Another interesting novel agent is tarextumab (OMP-59R5), an anti-Notch2/3 antibody that received orphan drug status from the FDA for both pancreatic and small cell lung cancers in January 2015. This drug, currently in phase II testing, appears to work by two distinct mechanisms: 1) by downregulating notch pathway signaling, tarextumab has anti-cancer stem cell activity; and 2) by action on pericytes, it targets the stromal and tumor microenvironment.
JAK/STAT inhibitors, such as ruxolitinib and momelotinib, are also promising. Ruxolitinib, now being studied in the phase III JANUS I and JANUS II trials, appears effective when paired with capecitabine, particularly in patients who have elevated C-reactive protein levels.
Targeting the stroma is another very topical area in pancreatic cancer. In theory, stroma depletion may enhance drug delivery to tumor cells. Several drugs are designed to break down the stromal barrier: the pegylated recombinant human hyaluronidase, PEG-PH20, a drug that received FDA orphan designation in 2014, is now being studied in a randomized phase II trial with gemcitabine and nab-paclitaxel, and also in a phase Ib study with FOLFIRINOX.

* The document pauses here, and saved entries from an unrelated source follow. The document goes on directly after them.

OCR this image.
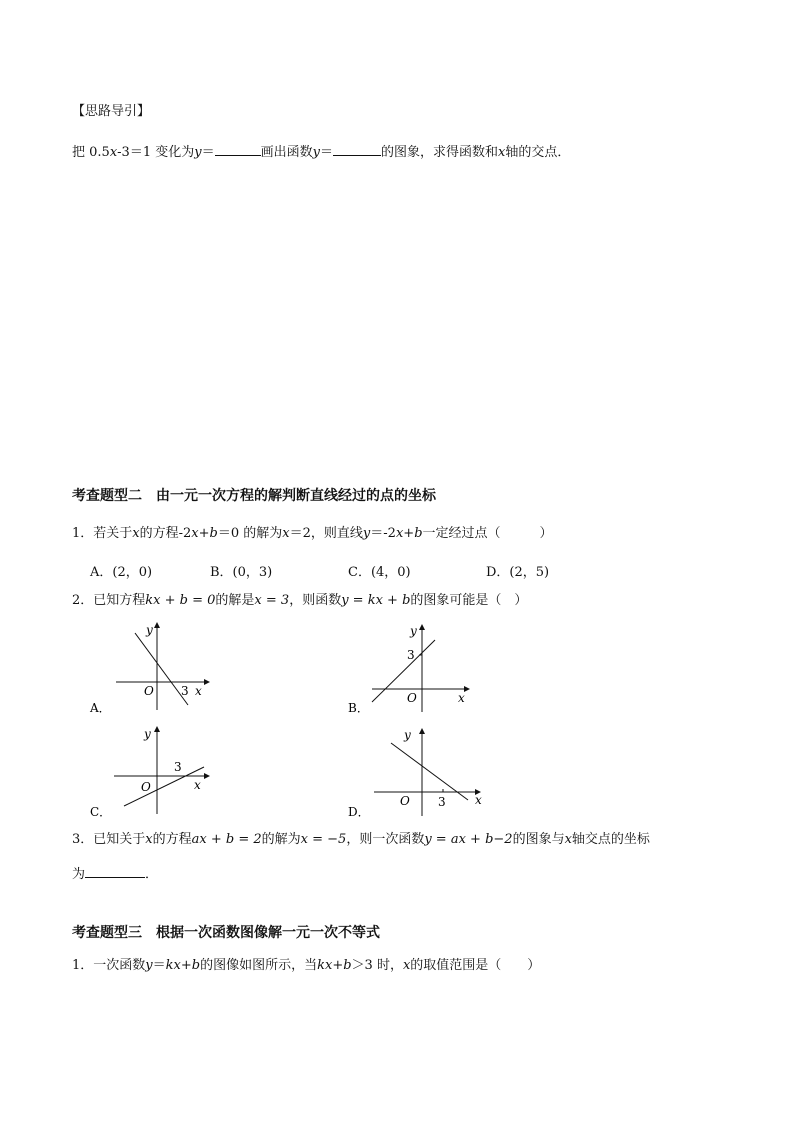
【思路导引】
把 0.5x-3＝1 变化为y＝	画出函数y＝	的图象，求得函数和x轴的交点．
考查题型二　由一元一次方程的解判断直线经过的点的坐标
1．若关于x的方程-2x+b＝0 的解为x＝2，则直线y＝-2x+b一定经过点（　　　）
A．(2，0)	B．(0，3)	C．(4，0)	D．(2，5)
2．已知方程kx + b = 0的解是x = 3，则函数y = kx + b的图象可能是（　）
y
O 3 x
A．
y
3
O	x
B．
y
3
O	x
C．
y
O 3 x
D．
3．已知关于x的方程ax + b = 2的解为x = −5，则一次函数y = ax + b−2的图象与x轴交点的坐标
为	．
考查题型三　根据一次函数图像解一元一次不等式
1．一次函数y＝kx+b的图像如图所示，当kx+b＞3 时，x的取值范围是（　　）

Heparins have had a very interesting history in oncology, as well. There has always been the suggestion that patients who received low molecular—weight heparin have improved oncologic outcomes. Since there may be dual benefits in pancreatic cancer because of the very high rates of thromboembolic events, novel targeted heparin derivatives are also in development. Necuparanib (M402), a novel drug engineered from unfractionated heparin has just received FDA fast-track designation as a first-line therapy for use in combination with nab-paclitaxel and gemcitabine in metastatic disease.
For the 5% to 8% of BRCA-mutated pancreatic cancers and possibly other subgroups with DNA mismatch—repair deficiencies, PARP inhibitors are an area of active research. Several studies are looking at velaparib and olaparib.

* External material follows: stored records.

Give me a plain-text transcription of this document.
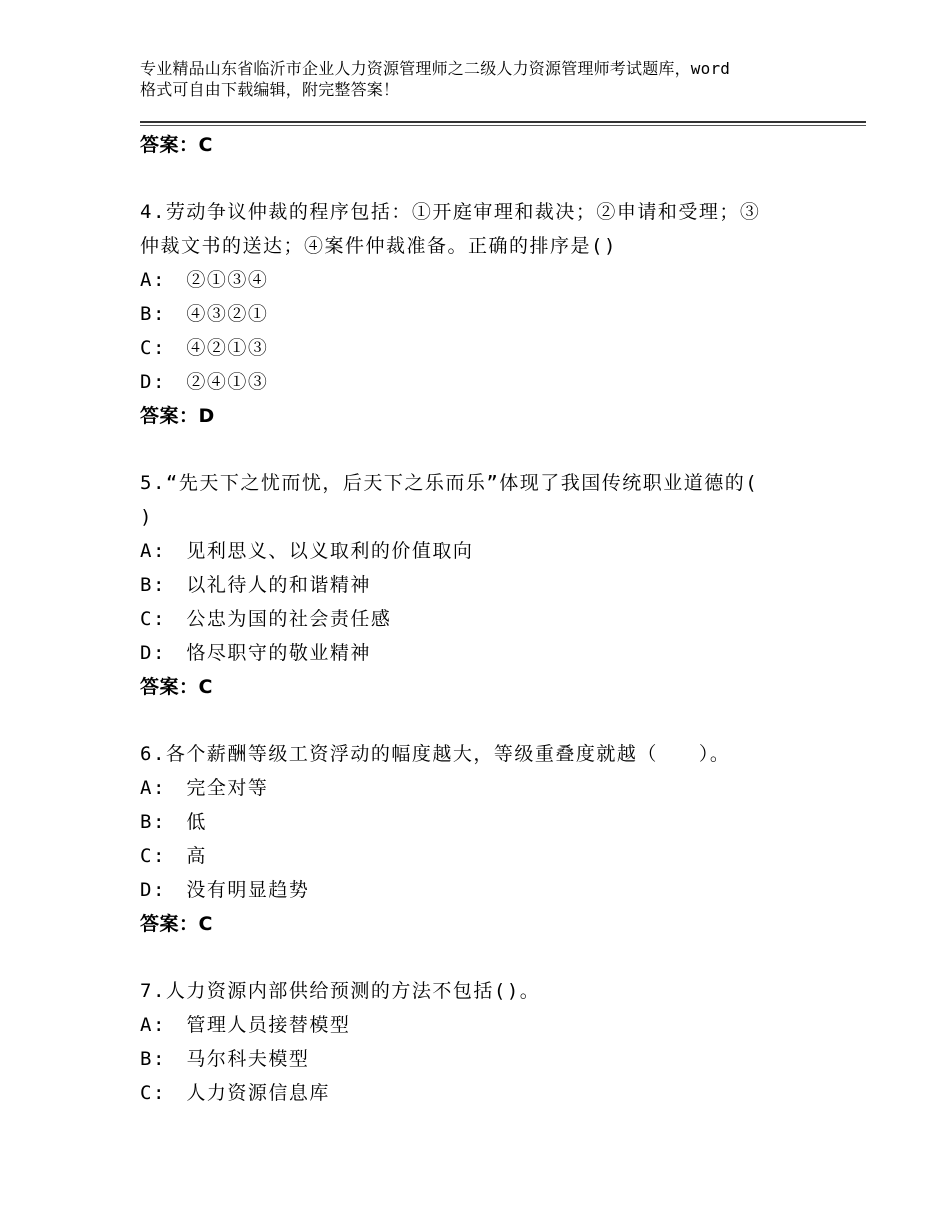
专业精品山东省临沂市企业人力资源管理师之二级人力资源管理师考试题库，word
格式可自由下载编辑，附完整答案！
答案：C
4.劳动争议仲裁的程序包括：①开庭审理和裁决；②申请和受理；③
仲裁文书的送达；④案件仲裁准备。正确的排序是()
A:　②①③④
B:　④③②①
C:　④②①③
D:　②④①③
答案：D
5.“先天下之忧而忧，后天下之乐而乐”体现了我国传统职业道德的(
)
A:　见利思义、以义取利的价值取向
B:　以礼待人的和谐精神
C:　公忠为国的社会责任感
D:　恪尽职守的敬业精神
答案：C
6.各个薪酬等级工资浮动的幅度越大，等级重叠度就越（　　）。
A:　完全对等
B:　低
C:　高
D:　没有明显趋势
答案：C
7.人力资源内部供给预测的方法不包括()。
A:　管理人员接替模型
B:　马尔科夫模型
C:　人力资源信息库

Immunotherapeutic approaches have generated excitement across a variety of fields. In pancreatic cancer, GVAX, a therapeutic vaccine, is currently being evaluated in a rapidly accruing phase III trial. This vaccine has been shown to trigger recruitment of tumor infiltrating lymphocytes to pancreatic tumor cells. In mid-2014, the combination of GVAX and CRS-207, which is composed of live attenuated Listeria monocytogenes, received breakthrough therapy designation from the FDA for its potential as a treatment for patients with metastatic disease. Results of a recent study suggest that the combination works better than GVAX alone.
Other immune-based strategies in pancreatic cancer are chimeric antigen receptor modified T-cell approaches, which are in their relative infancy in pancreatic cancer, and immune modulating drugs such as ibrutinib. Although the immune checkpoint inhibitors have reached exciting milestones in other malignancies, the work has just begun in pancreatic cancer. It may prove to be a yet unsolved piece of the puzzle to add a checkpoint inhibitor to “take the brakes” off the T-cell response.